Further prospective studies related to this topic should be designed to achieve more valid results.
Second, the observation periods (mean value of 45.6 ± 24.71 months) for detecting recurrence may not be sufficient to identify differences within each STAS subgroup. Given that all included patients were at pathological stage I, stratified survival analysis with more extensive long-term follow-up is necessary to precisely evaluate the quantitative effects of STAS.
The enrolled patients span over a decade, leading to potential discrepancies in surgical techniques, pathological diagnoses, and medical treatment regimens. Standard VATS procedures have been performed since 2010 at our institutions, and no pulmonary resections were conducted using robotic-assisted thoracoscopic surgery (RATS) during the study period.

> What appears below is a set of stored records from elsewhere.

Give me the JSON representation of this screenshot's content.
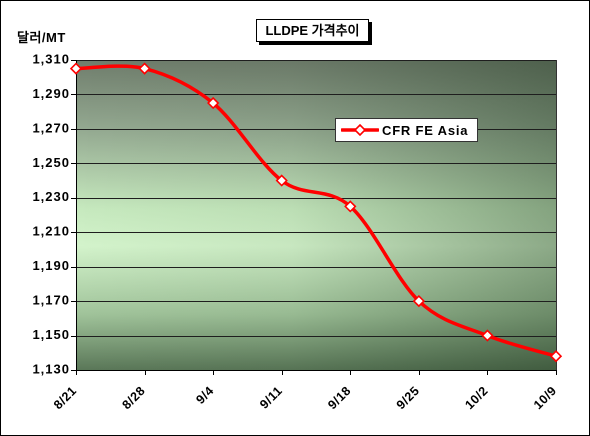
{
  "chart_data": {
    "type": "line",
    "title": "LLDPE 가격추이",
    "xlabel": "",
    "ylabel": "달러/MT",
    "categories": [
      "8/21",
      "8/28",
      "9/4",
      "9/11",
      "9/18",
      "9/25",
      "10/2",
      "10/9"
    ],
    "series": [
      {
        "name": "CFR FE Asia",
        "values": [
          1305,
          1305,
          1285,
          1240,
          1225,
          1170,
          1150,
          1138
        ],
        "color": "#ff0000",
        "marker": "diamond",
        "marker_fill": "#ffffff",
        "smooth": true
      }
    ],
    "ylim": [
      1130,
      1310
    ],
    "yticks": [
      1130,
      1150,
      1170,
      1190,
      1210,
      1230,
      1250,
      1270,
      1290,
      1310
    ],
    "ytick_labels": [
      "1,130",
      "1,150",
      "1,170",
      "1,190",
      "1,210",
      "1,230",
      "1,250",
      "1,270",
      "1,290",
      "1,310"
    ],
    "grid": true,
    "legend_position": "upper-right"
  }
}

Thirty-four patients (15.6%) underwent adjuvant chemotherapy, showing no significant statistical differences between STAS subgroups in survival analysis.
The 8th edition of the American Joint Committee on Cancer (AJCC) and Union for International Cancer Control (UICC) lung cancer staging system has been in use since 1 January 2018. Consequently, we revised all the pathological and clinical stages of patients who underwent surgery before 2018 according to the new staging system.
Finally, uncertainties regarding STAS remain, and the discrimination of artifacts depends on the expert skills of pathologists. Although the slides we examined were prepared following standard pathological protocols, including gross inspection, measurement, sectioning, and histological processing, it is possible that STAS could exist in relevant parenchyma that was excluded from sectioning and mapping. Future standard guidelines for detecting STAS, including differential diagnoses from artifacts through immunohistochemistry and molecular analyses, may provide useful tools for identifying this phenomenon.
Future standard guidelines for detecting STAS and differential diagnoses from artifacts, including immunohistochemistry and molecular analyses, may be useful.